Но не успели мы войти в дом, как в дверях появилась взволнованная миссис Кондон и сказала:

– Телефон звонит, джентльмены... мой муж сейчас возьмет трубку.

Мы торопливо пошли через дом и увидели, что Кондон как раз поднимает трубку с аппарата.

– Да, я слушаю. Кто это звонит? – проговорил он для проформы; он стоял, высоко подняв подбородок, бледно-голубые глаза его смотрели настороженно, как глаза пристрастившегося к опиуму китайца.

Через мгновение он сказал:

– Да, я получил ваше письмо.

Я стоял близко к нему и слегка отвел трубку от его уха, чтобы тоже слышать говорящего на другом конце линии. Кондон неодобрительно на меня посмотрел, но сопротивляться не стал.

– Я прочитал ваше объявление, – произнес резкий, внятный голос, – в нью-йоркской газете «Америкэн».

– Да? Откуда вы звоните? Блестящий вопрос! Просто блестящий!

– Из Вестчестера, – ответил голос.

Брови Кондона сошлись – он пытался придумать еще один коварный вопрос.

– Доктор Кондон, вы иногда пишете статьи для газет?

Кажется, этот вопрос застал профессора врасплох. Немного подумав, он сказал:

– Да, конечно, я иногда пишу статьи для газет.

После короткой паузы послышалось, как голос приглушенно говорит кому-то стоящему рядом:

– Он говорит, что иногда пишет статьи для газет.

Человек снова заговорил в трубку, голос у него был сильным, отчетливым и несколько гортанным.

– На этой неделе каждый вечер будьте дома с шести до двенадцати. Вы получите письмо с указаниями.

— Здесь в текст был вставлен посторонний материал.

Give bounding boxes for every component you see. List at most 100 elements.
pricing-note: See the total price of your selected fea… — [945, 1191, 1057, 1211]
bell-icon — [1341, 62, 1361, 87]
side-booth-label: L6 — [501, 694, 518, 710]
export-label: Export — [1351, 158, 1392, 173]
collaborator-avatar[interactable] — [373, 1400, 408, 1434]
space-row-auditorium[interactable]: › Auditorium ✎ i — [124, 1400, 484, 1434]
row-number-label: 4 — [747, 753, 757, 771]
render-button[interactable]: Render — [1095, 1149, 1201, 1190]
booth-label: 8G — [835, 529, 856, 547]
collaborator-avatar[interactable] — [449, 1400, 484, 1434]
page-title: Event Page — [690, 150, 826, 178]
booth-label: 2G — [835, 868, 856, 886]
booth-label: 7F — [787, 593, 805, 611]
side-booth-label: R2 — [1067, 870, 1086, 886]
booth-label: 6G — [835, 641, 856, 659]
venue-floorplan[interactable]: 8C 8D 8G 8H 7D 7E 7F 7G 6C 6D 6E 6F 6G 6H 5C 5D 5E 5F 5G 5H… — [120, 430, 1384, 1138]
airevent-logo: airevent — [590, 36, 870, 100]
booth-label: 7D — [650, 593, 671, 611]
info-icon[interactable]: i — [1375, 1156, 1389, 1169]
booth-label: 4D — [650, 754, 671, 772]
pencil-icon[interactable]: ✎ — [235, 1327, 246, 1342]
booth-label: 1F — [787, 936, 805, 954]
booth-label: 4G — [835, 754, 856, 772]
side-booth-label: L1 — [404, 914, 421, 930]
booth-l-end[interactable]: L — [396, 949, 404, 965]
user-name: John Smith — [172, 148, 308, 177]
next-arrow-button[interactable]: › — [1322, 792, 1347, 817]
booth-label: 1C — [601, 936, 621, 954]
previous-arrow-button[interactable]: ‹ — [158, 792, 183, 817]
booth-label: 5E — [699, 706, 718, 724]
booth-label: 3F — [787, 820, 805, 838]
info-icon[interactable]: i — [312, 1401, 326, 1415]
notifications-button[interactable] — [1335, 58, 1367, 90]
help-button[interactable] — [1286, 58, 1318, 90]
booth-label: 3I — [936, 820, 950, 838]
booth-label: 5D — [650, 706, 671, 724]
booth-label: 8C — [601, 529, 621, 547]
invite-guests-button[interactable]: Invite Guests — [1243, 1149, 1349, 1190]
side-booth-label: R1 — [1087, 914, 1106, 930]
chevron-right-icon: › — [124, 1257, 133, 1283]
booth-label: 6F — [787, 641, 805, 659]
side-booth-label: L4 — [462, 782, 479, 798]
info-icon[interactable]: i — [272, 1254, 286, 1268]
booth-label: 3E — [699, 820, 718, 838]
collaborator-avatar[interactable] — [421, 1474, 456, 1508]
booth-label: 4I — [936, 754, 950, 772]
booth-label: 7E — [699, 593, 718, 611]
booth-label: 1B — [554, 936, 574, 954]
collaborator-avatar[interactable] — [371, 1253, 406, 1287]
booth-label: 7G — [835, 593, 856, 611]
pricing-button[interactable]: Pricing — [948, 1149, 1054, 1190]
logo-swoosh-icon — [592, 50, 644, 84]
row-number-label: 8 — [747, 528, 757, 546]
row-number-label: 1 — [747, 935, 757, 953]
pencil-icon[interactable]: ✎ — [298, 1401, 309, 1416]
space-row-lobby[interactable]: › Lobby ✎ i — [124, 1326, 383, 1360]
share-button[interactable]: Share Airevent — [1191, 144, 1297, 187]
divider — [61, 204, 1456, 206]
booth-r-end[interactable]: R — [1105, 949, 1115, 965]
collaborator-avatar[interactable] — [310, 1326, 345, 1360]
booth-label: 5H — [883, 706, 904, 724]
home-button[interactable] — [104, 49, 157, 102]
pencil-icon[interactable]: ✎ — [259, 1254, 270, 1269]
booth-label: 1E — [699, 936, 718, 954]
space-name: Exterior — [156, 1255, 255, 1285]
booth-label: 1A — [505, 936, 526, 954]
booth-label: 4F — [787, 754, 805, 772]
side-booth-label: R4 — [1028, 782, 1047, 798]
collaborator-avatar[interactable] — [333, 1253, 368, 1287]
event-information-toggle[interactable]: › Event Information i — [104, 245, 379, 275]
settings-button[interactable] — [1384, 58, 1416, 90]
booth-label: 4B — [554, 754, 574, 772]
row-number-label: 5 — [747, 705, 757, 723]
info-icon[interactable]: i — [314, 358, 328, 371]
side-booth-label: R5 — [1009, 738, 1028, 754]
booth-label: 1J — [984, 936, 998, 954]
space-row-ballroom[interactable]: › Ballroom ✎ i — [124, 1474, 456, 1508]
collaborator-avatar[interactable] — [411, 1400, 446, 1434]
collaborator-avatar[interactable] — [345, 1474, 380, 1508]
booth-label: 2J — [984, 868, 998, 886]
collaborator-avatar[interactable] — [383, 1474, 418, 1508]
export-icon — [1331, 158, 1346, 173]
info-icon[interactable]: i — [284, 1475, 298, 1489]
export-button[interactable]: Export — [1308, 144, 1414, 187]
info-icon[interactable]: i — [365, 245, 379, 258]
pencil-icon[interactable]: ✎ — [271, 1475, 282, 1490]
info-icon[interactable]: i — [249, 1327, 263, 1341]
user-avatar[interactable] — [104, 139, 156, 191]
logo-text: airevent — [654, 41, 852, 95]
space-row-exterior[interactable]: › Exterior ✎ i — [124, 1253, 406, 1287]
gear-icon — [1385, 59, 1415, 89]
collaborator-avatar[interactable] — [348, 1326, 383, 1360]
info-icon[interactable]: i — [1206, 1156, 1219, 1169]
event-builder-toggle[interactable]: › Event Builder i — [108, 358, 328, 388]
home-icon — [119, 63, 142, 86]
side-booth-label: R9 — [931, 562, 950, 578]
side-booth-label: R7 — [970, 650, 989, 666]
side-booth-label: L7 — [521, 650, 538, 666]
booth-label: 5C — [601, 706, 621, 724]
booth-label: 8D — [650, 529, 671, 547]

Действуйте в соответствии с ними, иначе все сорвется.

– Я буду сидеть дома, – сказал Кондон, приложив руку к сердцу.

– Statti citto!

Последнюю фразу произнес другой голос, вмешавшийся в разговор.

Почти полминуты на том конце молчали, потом резкий, гортанный голос сказал:

– Ладно. Мы с вами свяжемся.

Услышав в трубке щелчок, Кондон мигнул и сказал с важным видом:

– Они прервали связь.

Я пропустил эту глупость мимо ушей и обратился к Брекинриджу:

– Вы все слышали?

– Да, – сказал Брекинридж. – Что означает эта Фраза на иностранном языке?

– Statti citto, – сказал я, – означает «заткнись» на сицилийском диалекте. Мне кажется, они воспользовались телефоном-автоматом, а в этот момент кто-то проходил мимо.

– Я думаю, – сказал Кондон с сосредоточенным видом, – он мог обманывать нас, когда сказал, что звонит из Вестчестера.

– Неужели? – насмешливо сказал я. – Мне это как-то не пришло в голову.

– Что ж, нужно скорее собрать деньги, – озабоченно проговорил Брекинридж, шагая взад и вперед по узкому коридору.

– В своем последнем письме похитители конкретно указали размеры, которые должна иметь коробка для денег, – сказал Кондон. – Хотите, я завтра попробую изготовить такую коробку?

Брекинридж посмотрел на меня и пожал плечами.

Кондон продолжал, многозначительно подняв палец:

– Наверху, в моем кабинете, стоит избирательная урна вице-губернатора штата Нью-Йорк, баллотировавшегося в 1820 году.

Вот это да.

– У нее есть крышка, две петли и замок. Коробка, которую я построю, будет в точности повторять эту старинную избирательную урну.